Question

What is the value of $ \sin \left( {\dfrac{{17\pi }}{{12}}} \right) $ ?

Answer 1

Hint: Sine function is periodic with the period of $ 2n\pi $ and so we will convert the given degrees of angle of sine in the form of the $ 2n\pi $ finding the correlation then will identify the location of the angle in the quadrant then will apply All STC rule for the resultant required value.

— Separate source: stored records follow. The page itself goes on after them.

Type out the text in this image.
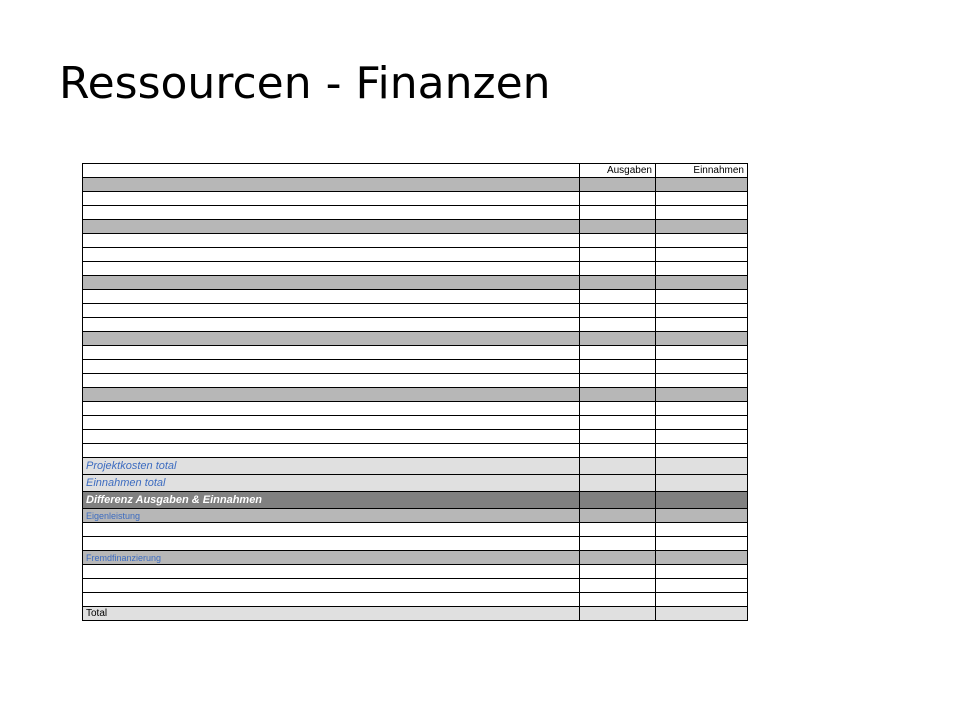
Ressourcen - Finanzen
	Ausgaben	Einnahmen

Projektkosten total		
Einnahmen total		
Differenz Ausgaben & Einnahmen		
Eigenleistung		

Fremdfinanzierung		

Total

Complete step-by-step answer:
Take the given expression: $ \sin \left( {\dfrac{{17\pi }}{{12}}} \right) $
The above expression can be re-written: $ \sin \left( {\dfrac{{17\pi }}{{12}}} \right) = \sin \left( {\dfrac{{5\pi }}{{12}} + \pi } \right) $
Using the trigonometric table and the unit circle, also sine is negative in third quadrant
 $ \sin \left( {\dfrac{{17\pi }}{{12}}} \right) = - \sin \left( {\dfrac{{5\pi }}{{12}}} \right) $
Now, using the identity –
 $ 2{\sin ^2}\theta = 1 - \cos 2\theta $
 $ 2{\sin ^2}\left( {\dfrac{{5\pi }}{{12}}} \right) = 1 - \cos 2\left( {\dfrac{{5\pi }}{{12}}} \right) $
Simplify the above expression-
 $ 2{\sin ^2}\left( {\dfrac{{5\pi }}{{12}}} \right) = 1 - \cos \left( {\dfrac{{5\pi }}{6}} \right) $ …. (A)
Now, \[\cos \left( {\dfrac{{5\pi }}{6}} \right) = \cos \left( {\pi - \dfrac{\pi }{6}} \right)\]
Cosine is negative in second quadrant –
\[\cos \left( {\dfrac{{5\pi }}{6}} \right) = \cos \left( {\pi - \dfrac{\pi }{6}} \right) = - \dfrac{{\sqrt 3 }}{2}\]
Place the above value in equation (A)
 $ 2{\sin ^2}\left( {\dfrac{{5\pi }}{{12}}} \right) = 1 + \dfrac{{\sqrt 3 }}{2} $
Simplify the above expression –
 $
  2{\sin ^2}\left( {\dfrac{{5\pi }}{{12}}} \right) = \dfrac{{2 + \sqrt 3 }}{2} \\
  {\sin ^2}\left( {\dfrac{{5\pi }}{{12}}} \right) = \dfrac{{2 + \sqrt 3 }}{4} \;
  $
Take square root on both the sides of the equation –
 $
  2{\sin ^2}\left( {\dfrac{{5\pi }}{{12}}} \right) = \dfrac{{2 + \sqrt 3 }}{2} \\
  \sin \left( {\dfrac{{5\pi }}{{12}}} \right) = \sqrt {\dfrac{{2 + \sqrt 3 }}{4}} \;
  $
Simplify –
 $ \sin \left( {\dfrac{{5\pi }}{{12}}} \right) = \pm \dfrac{{\sqrt {2 + \sqrt 3 } }}{2} $
This is the required solution.
So, the correct answer is “$\pm \dfrac{{\sqrt {2 + \sqrt 3 } }}{2} $ ”.

Note: Remember the All STC rule, it is also known as ASTC rule in geometry. It states that all the trigonometric ratios in the first quadrant ( $ 0^\circ \;{\text{to 90}}^\circ $ ) are positive, sine and cosec are positive in the second quadrant ( $ 90^\circ {\text{ to 180}}^\circ $ ), tan and cot are positive in the third quadrant ( $ 180^\circ \;{\text{to 270}}^\circ $ ) and sin and cosec are positive in the fourth quadrant ( $ 270^\circ {\text{ to 360}}^\circ $ ).